Hang Time

Cirque du Soleil returns with a high-flying spectacle.

Like its other eye-popping shows, Cirque du Soleil's Delirium features luminous sets and over-the-top acrobatic feats. This time, the performance (which comes to town this weekend) centers on Bill, a guy who's fed up with cube-dwelling reality. So he retreats to a dream world, where he discovers a friendlier, less-internet-savvy society. "Bill finds out about being close with others and how to fulfill his dreams when he's awake," says Carmen Ruest, the show's creative director.

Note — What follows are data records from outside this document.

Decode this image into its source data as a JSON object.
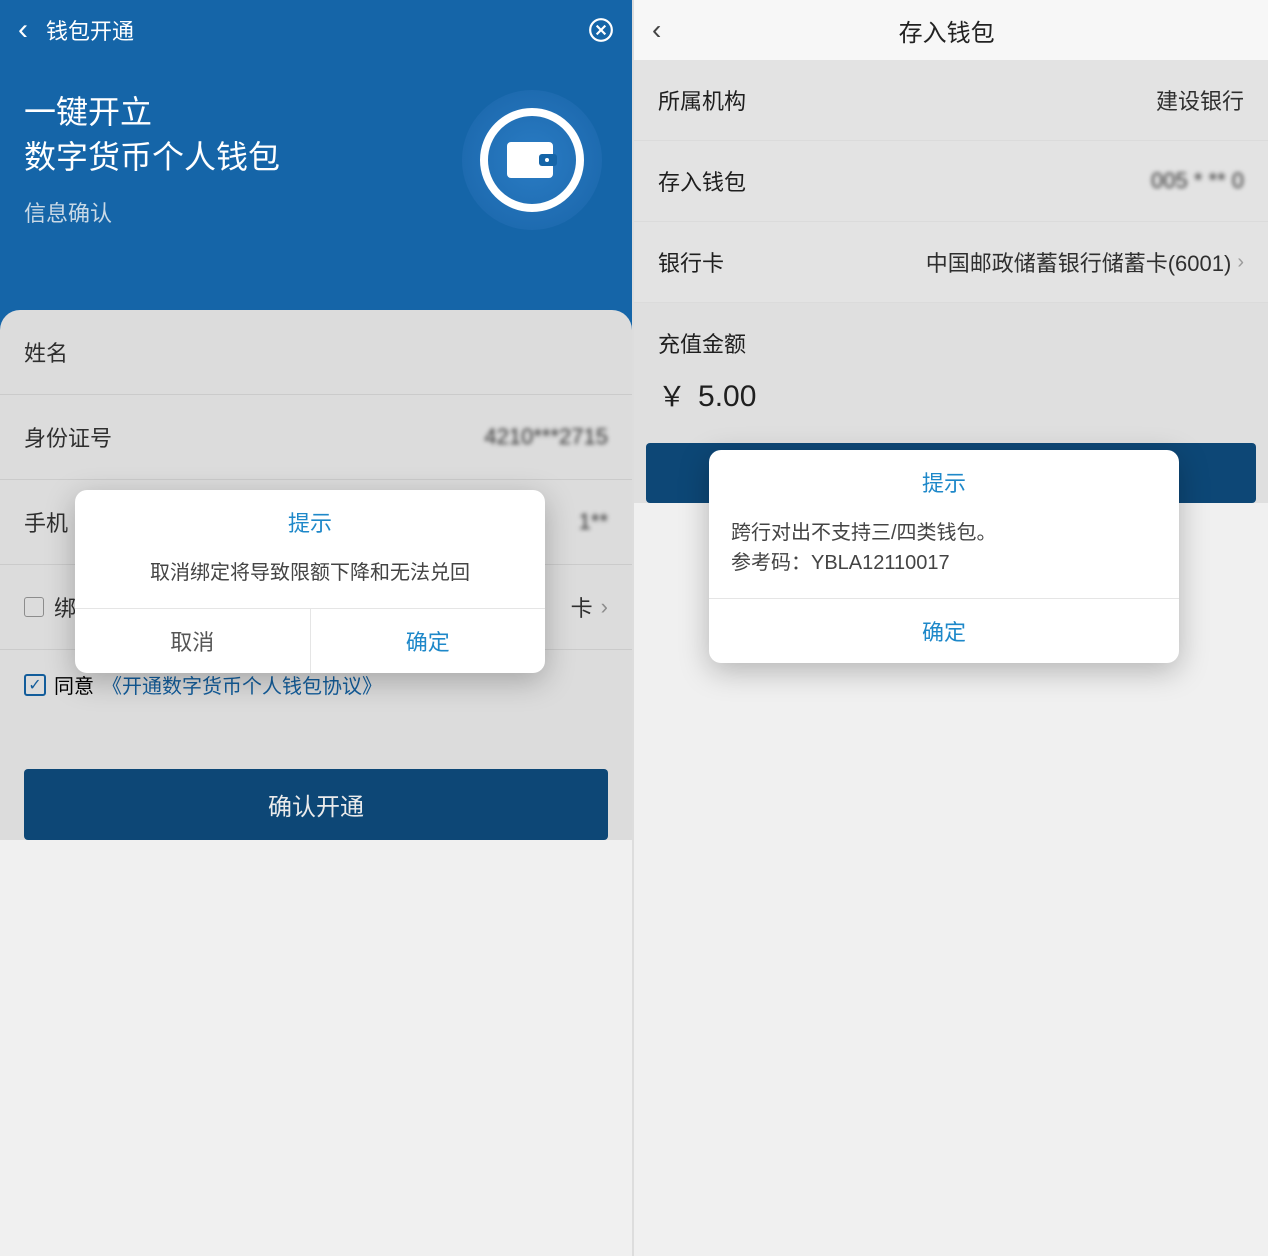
{
  "left": {
    "header": {
      "title": "钱包开通"
    },
    "hero": {
      "line1": "一键开立",
      "line2": "数字货币个人钱包",
      "sub": "信息确认"
    },
    "form": {
      "name_label": "姓名",
      "id_label": "身份证号",
      "id_value": "4210***2715",
      "phone_label": "手机",
      "phone_value": "1**",
      "bind_label": "绑",
      "bind_choice": "卡",
      "agree_label": "同意",
      "agreement_link": "《开通数字货币个人钱包协议》",
      "submit": "确认开通"
    },
    "modal": {
      "title": "提示",
      "body": "取消绑定将导致限额下降和无法兑回",
      "cancel": "取消",
      "ok": "确定"
    }
  },
  "right": {
    "header": {
      "title": "存入钱包"
    },
    "rows": {
      "org_label": "所属机构",
      "org_value": "建设银行",
      "wallet_label": "存入钱包",
      "wallet_value": "005 * ** 0",
      "card_label": "银行卡",
      "card_value": "中国邮政储蓄银行储蓄卡(6001)"
    },
    "amount": {
      "label": "充值金额",
      "currency": "￥",
      "value": "5.00"
    },
    "modal": {
      "title": "提示",
      "body1": "跨行对出不支持三/四类钱包。",
      "body2": "参考码：YBLA12110017",
      "ok": "确定"
    }
  }
}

Ruest, an original member of Cirque du Soleil, is a Quebec-bred stilt-walker who helped lay the troupe's foundation in 1984. She's been performing and mapping death-defying stunts for its new-wave circus stars ever since. In Delirium, the main character is suspended from a hot-air balloon, while more than three dozen performers jump, leap, and twirl below him. Dreamlike images on four massive screens add to the euphoric mood. "Ever since we were 25 and crazy, we've wanted to make people say, 'Wow! I never thought I'd see something like that," says Ruest. "Twenty-two years later, we should never forget where we came from."
Fri., Aug. 4, 8 p.m.; Sat., Aug. 5, 2 & 8 p.m.